Photo by ANTONI SHKRABA on Pexels.com

Frequently brick-and-mortar asks if patrons would like to round up the change on their purchase to a dollar and donate it to various charities and humanitarian initiatives. Organizations dedicated to cancer research are a perennial favorite of retailers Currently, the money is going to organizations providing humanitarian relief to Ukraine. It is easy for the casual observer to perceive this as an altruistic gesture. When we examine this example of charity a little more closely, it becomes apparent that the firm requesting patrons to donate pocket change to the human effort does indeed benefit from the transaction.
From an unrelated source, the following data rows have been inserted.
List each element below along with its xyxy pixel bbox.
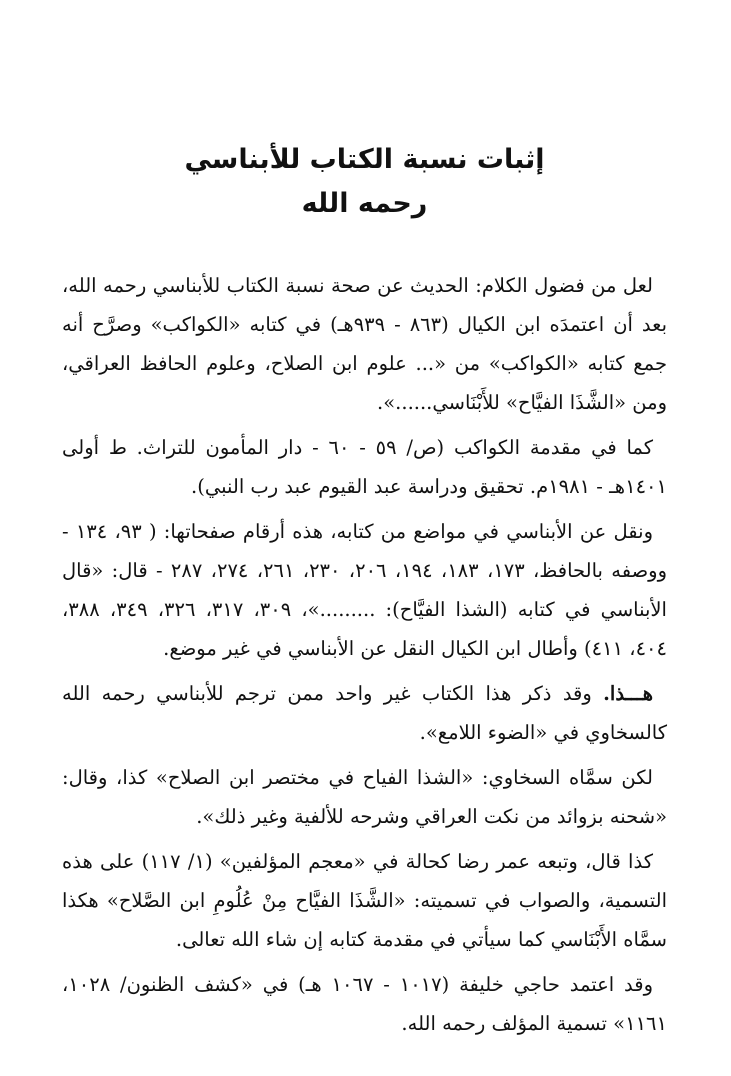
heading-line-2: رحمه الله xyxy=(301,188,428,219)
paragraph-text: ونقل عن الأبناسي في مواضع من كتابه، هذه أرقام صفحاتها: ( ٩٣، ١٣٤ - ووصفه بالحافظ، ١٧٣، ١٨٣، ١٩٤، ٢٠٦، ٢٣٠، ٢٦١، ٢٧٤، ٢٨٧ - قال: «قال الأبناسي في كتابه (الشذا الفيَّاح): .........»، ٣٠٩، ٣١٧، ٣٢٦، ٣٤٩، ٣٨٨، ٤٠٤، ٤١١) وأطال ابن الكيال النقل عن الأبناسي في غير موضع. xyxy=(62,520,667,660)
paragraph-lead: هـــذا. xyxy=(603,682,653,705)
paragraph-text: وقد اعتمد حاجي خليفة (١٠١٧ - ١٠٦٧ هـ) في «كشف الظنون/ ١٠٢٨، ١١٦١» تسمية المؤلف رحمه الله. xyxy=(62,973,667,1035)
paragraph xyxy=(62,758,667,836)
paragraph-text: لعل من فضول الكلام: الحديث عن صحة نسبة الكتاب للأبناسي رحمه الله، بعد أن اعتمدَه ابن الكيال (٨٦٣ - ٩٣٩هـ) في كتابه «الكواكب» وصرَّح أنه جمع كتابه «الكواكب» من «... علوم ابن الصلاح، وعلوم الحافظ العراقي، ومن «الشَّذَا الفيَّاح» للأَبْنَاسي......». xyxy=(62,274,667,414)
body-text xyxy=(62,266,667,1043)
paragraph xyxy=(62,842,667,959)
paragraph xyxy=(62,674,667,752)
paragraph xyxy=(62,266,667,422)
paragraph-text: كذا قال، وتبعه عمر رضا كحالة في «معجم المؤلفين» (١/ ١١٧) على هذه التسمية، والصواب في تسميته: «الشَّذَا الفيَّاح مِنْ عُلُومِ ابن الصَّلاح» هكذا سمَّاه الأَبْنَاسي كما سيأتي في مقدمة كتابه إن شاء الله تعالى. xyxy=(62,850,667,951)
paragraph-text: لكن سمَّاه السخاوي: «الشذا الفياح في مختصر ابن الصلاح» كذا، وقال: «شحنه بزوائد من نكت العراقي وشرحه للألفية وغير ذلك». xyxy=(62,766,667,828)
paragraph xyxy=(62,428,667,506)
paragraph xyxy=(62,965,667,1043)
paragraph xyxy=(62,512,667,668)
paragraph-text: وقد ذكر هذا الكتاب غير واحد ممن ترجم للأبناسي رحمه الله كالسخاوي في «الضوء اللامع». xyxy=(62,682,667,744)
heading-line-1: إثبات نسبة الكتاب للأبناسي xyxy=(184,144,545,175)
paragraph-text: كما في مقدمة الكواكب (ص/ ٥٩ - ٦٠ - دار المأمون للتراث. ط أولى ١٤٠١هـ - ١٩٨١م. تحقيق ودراسة عبد القيوم عبد رب النبي). xyxy=(62,436,667,498)
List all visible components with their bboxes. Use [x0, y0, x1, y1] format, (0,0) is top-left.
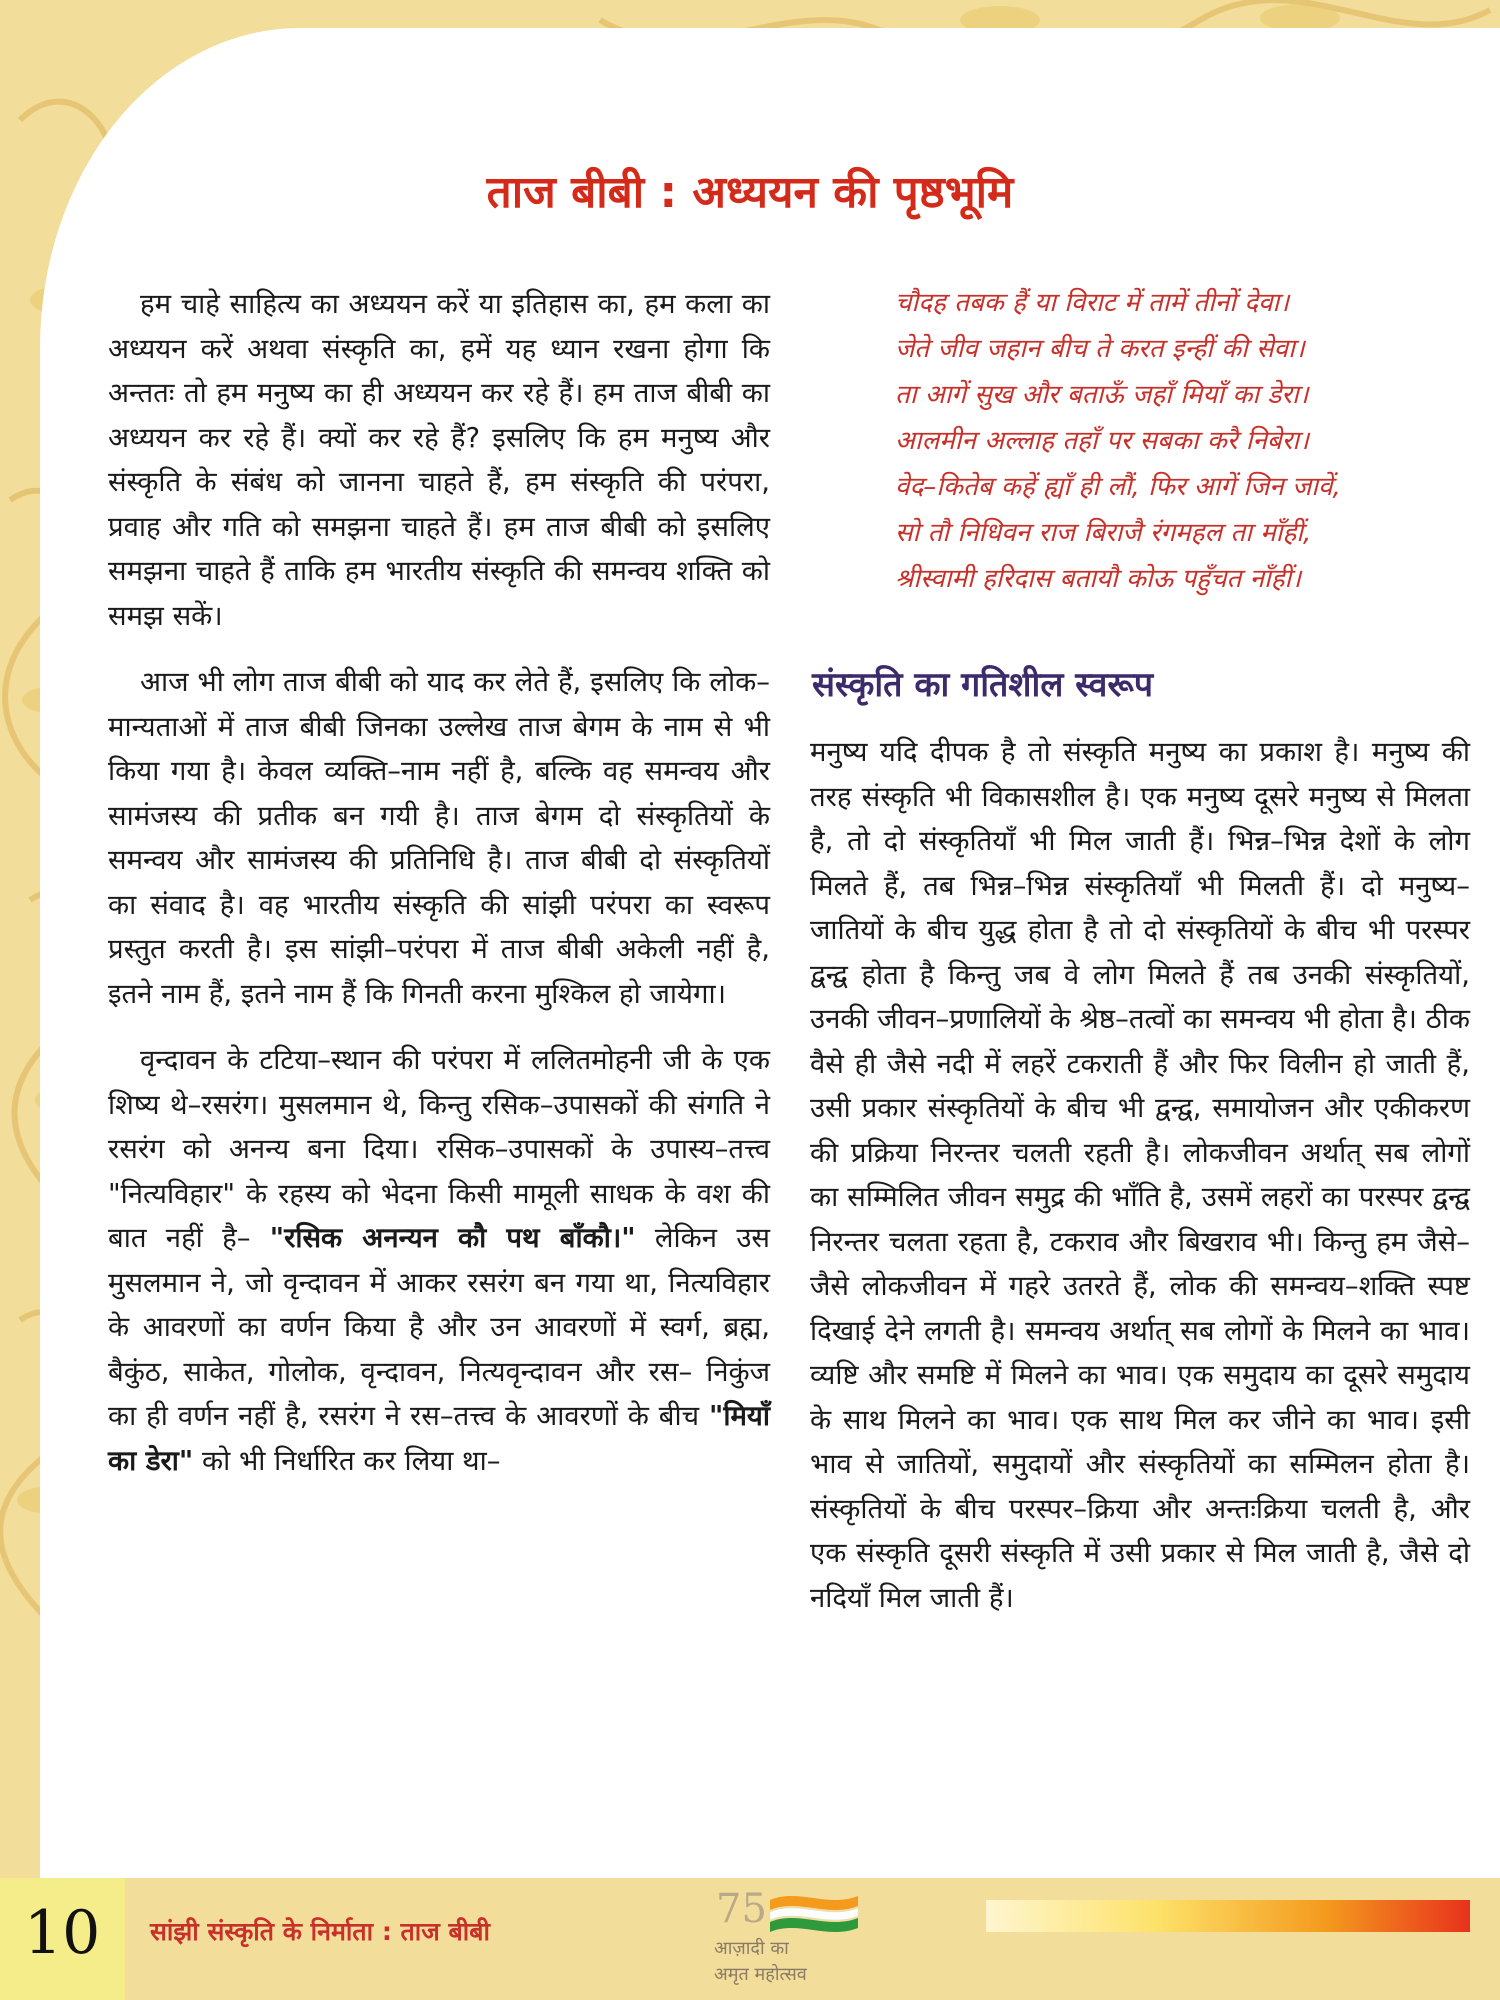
right-column: [810, 730, 1470, 1642]
poem-line: वेद–कितेब कहें ह्यॉं ही लौं, फिर आगें जिन जावें,: [895, 472, 1341, 502]
paragraph-text: वृन्दावन के टटिया–स्थान की परंपरा में ललितमोहनी जी के एक शिष्य थे–रसरंग। मुसलमान थे, किन्तु रसिक–उपासकों की संगति ने रसरंग को अनन्य बना दिया। रसिक–उपासकों के उपास्य–तत्त्व "नित्यविहार" के रहस्य को भेदना किसी मामूली साधक के वश की बात नहीं है–: [108, 1044, 770, 1254]
azadi-amrit-mahotsav-logo: [708, 1878, 868, 1988]
footer-title: सांझी संस्कृति के निर्माता : ताज बीबी: [150, 1917, 490, 1946]
poem-line: जेते जीव जहान बीच ते करत इन्हीं की सेवा।: [895, 334, 1305, 364]
poem-line: ता आगें सुख और बताऊँ जहाँ मियाँ का डेरा।: [895, 380, 1309, 410]
poem-line: सो तौ निधिवन राज बिराजै रंगमहल ता माँहीं,: [895, 518, 1312, 548]
logo-line2: अमृत महोत्सव: [714, 1964, 807, 1985]
paragraph: [108, 1038, 770, 1483]
paragraph: मनुष्य यदि दीपक है तो संस्कृति मनुष्य का प्रकाश है। मनुष्य की तरह संस्कृति भी विकासशील है। एक मनुष्य दूसरे मनुष्य से मिलता है, तो दो संस्कृतियाँ भी मिल जाती हैं। भिन्न–भिन्न देशों के लोग मिलते हैं, तब भिन्न–भिन्न संस्कृतियाँ भी मिलती हैं। दो मनुष्य–जातियों के बीच युद्ध होता है तो दो संस्कृतियों के बीच भी परस्पर द्वन्द्व होता है किन्तु जब वे लोग मिलते हैं तब उनकी संस्कृतियों, उनकी जीवन–प्रणालियों के श्रेष्ठ–तत्वों का समन्वय भी होता है। ठीक वैसे ही जैसे नदी में लहरें टकराती हैं और फिर विलीन हो जाती हैं, उसी प्रकार संस्कृतियों के बीच भी द्वन्द्व, समायोजन और एकीकरण की प्रक्रिया निरन्तर चलती रहती है। लोकजीवन अर्थात् सब लोगों का सम्मिलित जीवन समुद्र की भाँति है, उसमें लहरों का परस्पर द्वन्द्व निरन्तर चलता रहता है, टकराव और बिखराव भी। किन्तु हम जैसे–जैसे लोकजीवन में गहरे उतरते हैं, लोक की समन्वय–शक्ति स्पष्ट दिखाई देने लगती है। समन्वय अर्थात् सब लोगों के मिलने का भाव। व्यष्टि और समष्टि में मिलने का भाव। एक समुदाय का दूसरे समुदाय के साथ मिलने का भाव। एक साथ मिल कर जीने का भाव। इसी भाव से जातियों, समुदायों और संस्कृतियों का सम्मिलन होता है। संस्कृतियों के बीच परस्पर–क्रिया और अन्तःक्रिया चलती है, और एक संस्कृति दूसरी संस्कृति में उसी प्रकार से मिल जाती है, जैसे दो नदियाँ मिल जाती हैं।: [810, 736, 1470, 1614]
paragraph: हम चाहे साहित्य का अध्ययन करें या इतिहास का, हम कला का अध्ययन करें अथवा संस्कृति का, हमें यह ध्यान रखना होगा कि अन्ततः तो हम मनुष्य का ही अध्ययन कर रहे हैं। हम ताज बीबी का अध्ययन कर रहे हैं। क्यों कर रहे हैं? इसलिए कि हम मनुष्य और संस्कृति के संबंध को जानना चाहते हैं, हम संस्कृति की परंपरा, प्रवाह और गति को समझना चाहते हैं। हम ताज बीबी को इसलिए समझना चाहते हैं ताकि हम भारतीय संस्कृति की समन्वय शक्ति को समझ सकें।: [108, 288, 770, 632]
quote-bold: "रसिक अनन्यन कौ पथ बाँकौ।": [269, 1222, 636, 1254]
page-number: 10: [24, 1898, 101, 1968]
poem-line: आलमीन अल्लाह तहाँ पर सबका करै निबेरा।: [895, 426, 1309, 456]
section-heading: संस्कृति का गतिशील स्वरूप: [812, 665, 1154, 705]
paragraph-text: को भी निर्धारित कर लिया था–: [193, 1444, 501, 1477]
footer-gradient-bar: [986, 1900, 1470, 1932]
poem-block: [895, 280, 1395, 602]
flag-icon: [770, 1896, 858, 1910]
page-title: ताज बीबी : अध्ययन की पृष्ठभूमि: [486, 167, 1014, 218]
left-column: [108, 282, 770, 1505]
paragraph: आज भी लोग ताज बीबी को याद कर लेते हैं, इसलिए कि लोक–मान्यताओं में ताज बीबी जिनका उल्लेख ताज बेगम के नाम से भी किया गया है। केवल व्यक्ति–नाम नहीं है, बल्कि वह समन्वय और सामंजस्य की प्रतीक बन गयी है। ताज बेगम दो संस्कृतियों के समन्वय और सामंजस्य की प्रतिनिधि है। ताज बीबी दो संस्कृतियों का संवाद है। वह भारतीय संस्कृति की सांझी परंपरा का स्वरूप प्रस्तुत करती है। इस सांझी–परंपरा में ताज बीबी अकेली नहीं है, इतने नाम हैं, इतने नाम हैं कि गिनती करना मुश्किल हो जायेगा।: [108, 666, 770, 1010]
paragraph-text: लेकिन उस मुसलमान ने, जो वृन्दावन में आकर रसरंग बन गया था, नित्यविहार के आवरणों का वर्णन किया है और उन आवरणों में स्वर्ग, ब्रह्म, बैकुंठ, साकेत, गोलोक, वृन्दावन, नित्यवृन्दावन और रस– निकुंज का ही वर्णन नहीं है, रसरंग ने रस–तत्त्व के आवरणों के बीच: [108, 1222, 770, 1432]
logo-line1: आज़ादी का: [714, 1938, 789, 1959]
poem-line: चौदह तबक हैं या विराट में तामें तीनों देवा।: [895, 288, 1290, 318]
poem-line: श्रीस्वामी हरिदास बतायौ कोऊ पहुँचत नाँहीं।: [895, 564, 1302, 594]
logo-number: 75: [716, 1886, 767, 1932]
quote-bold: "मियाँ का डेरा": [108, 1400, 770, 1477]
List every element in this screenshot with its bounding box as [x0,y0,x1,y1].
It is reasonable to analyze this scenario from the lens of the Bootleggers and Baptist (1983) framework. The executive management of the company may very much agree with the prospect of helping raise money to assist Ukraine, this moralistic concern makes them a Baptist. Concurrently, the corporation also stands to gain from this method of funding raising. The most salient benefit is fostering the image of a socially conscious business. An attribute that carries weight in an era where ESG criterion is rapidly becoming an expectation among investors and consumers. The second way the firm will benefit is that it gets the recognition of being socially conscious with little to no out-of-pocket expense. They aren’t digging into their coffers to allocate revenue for donations; the firm is requesting their customers do so, which takes some audacity!